Object Pose Estimation for Robotic Grasping based on Multi-view Keypoint Detection

Zheyuan Hu, Renluan Hou, Jianwei Niu, Xiaolong Yu, Tao Ren, Qingfeng Li

Published: 2021, Last Modified: 14 Nov 2024ISPA/BDCloud/SocialCom/SustainCom 2021EveryoneRevisionsBibTeXCC BY-SA 4.0

Abstract: Industrial robots can replace human labour to perform a variety of tasks. Among these tasks, robotic grasping is the most primary industrial robot operation. However, conventional robotic grasping methods could become inapplicable for cluttered and occluded objects. To address the issue, we adopt object pose estimation (OPE) to facilitate robotic grasping of cluttered and occluded objects and propose an object detection model based on 2D-RGB multi-view features. The proposed model is built by adding four transpose convolution layers into the Resnet backbone to obtain desirable 2D feature maps of object keypoints in each image.

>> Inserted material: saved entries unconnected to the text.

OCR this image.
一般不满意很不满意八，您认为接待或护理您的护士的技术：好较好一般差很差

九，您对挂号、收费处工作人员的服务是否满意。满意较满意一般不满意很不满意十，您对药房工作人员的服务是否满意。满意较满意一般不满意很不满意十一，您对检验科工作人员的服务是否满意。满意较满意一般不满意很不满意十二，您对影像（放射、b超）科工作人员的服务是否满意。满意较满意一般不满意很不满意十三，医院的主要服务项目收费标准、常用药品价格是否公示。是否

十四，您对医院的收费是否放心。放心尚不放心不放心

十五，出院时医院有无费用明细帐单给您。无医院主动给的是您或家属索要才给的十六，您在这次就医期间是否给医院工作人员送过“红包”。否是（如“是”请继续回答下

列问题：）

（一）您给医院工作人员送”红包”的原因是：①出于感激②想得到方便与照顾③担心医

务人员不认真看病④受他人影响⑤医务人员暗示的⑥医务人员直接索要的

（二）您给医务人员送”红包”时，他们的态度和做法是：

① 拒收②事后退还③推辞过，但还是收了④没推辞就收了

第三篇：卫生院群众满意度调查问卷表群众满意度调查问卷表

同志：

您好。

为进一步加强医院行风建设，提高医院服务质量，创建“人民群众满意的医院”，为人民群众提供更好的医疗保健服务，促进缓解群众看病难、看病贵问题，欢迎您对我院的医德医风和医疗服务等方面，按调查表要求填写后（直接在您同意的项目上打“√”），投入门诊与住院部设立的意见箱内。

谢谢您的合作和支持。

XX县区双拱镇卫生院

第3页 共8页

In addition, we design a feature-fusion model to produce 3D coordinates of keypoints from 2D multi-view features based on the volumetric aggregation method, along with a keypoint-detection confidence of each view to assist the optimality judgment of the robotic grasping. Extensive experiments are conducted to verify the accuracy of OPE, and the experimental results indicate the substantial performance improvements of the proposed approach over conventional methods in various scenarios.